A third liberating step is PROMIS (Patient-Reported Outcomes Measurement Information System), a large multicenter US National Institutes of Health (NIH) Roadmap initiative designed to improve the infrastructure of clinical science through improved outcome assessment, including item improvement, IRT, and CAT (www.nihPROMIS.org). Some 200 participating investigators and collaborators have worked over the past 5 years to develop domain hierarchies and definitions, IRT calibrated item banks, a variety of improved short-form instruments, and CAT applications. PROMIS item banks are in the public domain, as are PROMIS short-forms of 4, 6, 8, 10, and 20-item lengths, and soon a PROMIS CAT. The PROMIS Assessment Center (www.nihPROMIS.org) is an open resource that can collect data online for studies and can create new short-form instruments for specific purposes. The PROMIS item banks include the IRT calibrations on the items, drawn from validation studies of over 21,000 individuals. The next 4 years of PROMIS are focused upon building collaborative efforts to support the field and resources to make scientific inquiries more efficient, including investigation of issues as discussed here. We ask for your help in extending these efforts and their applications. You are welcome.

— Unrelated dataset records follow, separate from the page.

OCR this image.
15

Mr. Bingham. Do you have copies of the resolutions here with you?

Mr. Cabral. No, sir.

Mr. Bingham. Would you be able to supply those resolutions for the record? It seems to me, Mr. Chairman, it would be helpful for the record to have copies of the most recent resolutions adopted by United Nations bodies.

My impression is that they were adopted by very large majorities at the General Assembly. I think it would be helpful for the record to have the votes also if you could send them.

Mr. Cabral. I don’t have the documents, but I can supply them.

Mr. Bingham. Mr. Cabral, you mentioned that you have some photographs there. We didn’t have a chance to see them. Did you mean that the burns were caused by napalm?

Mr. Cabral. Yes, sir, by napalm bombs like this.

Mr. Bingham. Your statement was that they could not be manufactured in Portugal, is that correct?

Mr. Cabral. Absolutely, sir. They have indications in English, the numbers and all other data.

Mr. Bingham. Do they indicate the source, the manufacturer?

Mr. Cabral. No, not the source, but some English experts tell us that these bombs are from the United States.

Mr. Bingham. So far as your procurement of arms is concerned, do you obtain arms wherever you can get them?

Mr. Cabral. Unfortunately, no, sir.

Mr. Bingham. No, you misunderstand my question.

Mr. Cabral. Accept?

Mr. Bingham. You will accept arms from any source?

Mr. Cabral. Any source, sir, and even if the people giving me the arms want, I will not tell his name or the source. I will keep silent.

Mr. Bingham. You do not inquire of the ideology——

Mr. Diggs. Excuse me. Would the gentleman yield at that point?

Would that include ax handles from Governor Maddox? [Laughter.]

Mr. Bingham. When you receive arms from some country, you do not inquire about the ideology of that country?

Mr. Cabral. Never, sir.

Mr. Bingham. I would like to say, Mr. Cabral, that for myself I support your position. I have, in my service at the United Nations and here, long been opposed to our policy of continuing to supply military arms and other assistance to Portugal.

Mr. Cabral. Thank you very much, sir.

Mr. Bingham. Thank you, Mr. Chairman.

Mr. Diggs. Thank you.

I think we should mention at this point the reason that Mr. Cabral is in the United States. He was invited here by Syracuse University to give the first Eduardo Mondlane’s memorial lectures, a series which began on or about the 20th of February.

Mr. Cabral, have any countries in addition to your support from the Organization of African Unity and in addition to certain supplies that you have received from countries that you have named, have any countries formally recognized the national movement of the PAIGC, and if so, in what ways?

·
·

In this issue of The Journal, Amjadi, et al report a “crosswalk” study (although they do not use this term) supporting the use of the HAQ-DI derived SF-6D in RA cohorts and clinical trials that lack preference-based measures8. The study is from a well respected and experienced clinical and HRQOL group and is carefully performed and conservatively interpreted. They report that you can use selected HAQ items to estimate quality-adjusted life-years with acceptable accuracy. Thus, a disability measure can be translated into a preference/utility measure, a crosswalk between 2 seemingly quite different domains. This is one of the first of such studies and requires confirmation; it is consistent with some prior, more primitive work, for example, correlation of HAQ patient global scores with the Torrance feeling thermometer, a HRQOL instrument9. This kind of effort, we believe, will help blur domain boundaries and serve as a uniting focus for the future. Crosswalks, common item banks, and the PROMIS resource will help us better understand our outcome domains and their relationships to each other, reduce redundancy in domains and instruments, and act to moderate excessive instrument proliferation.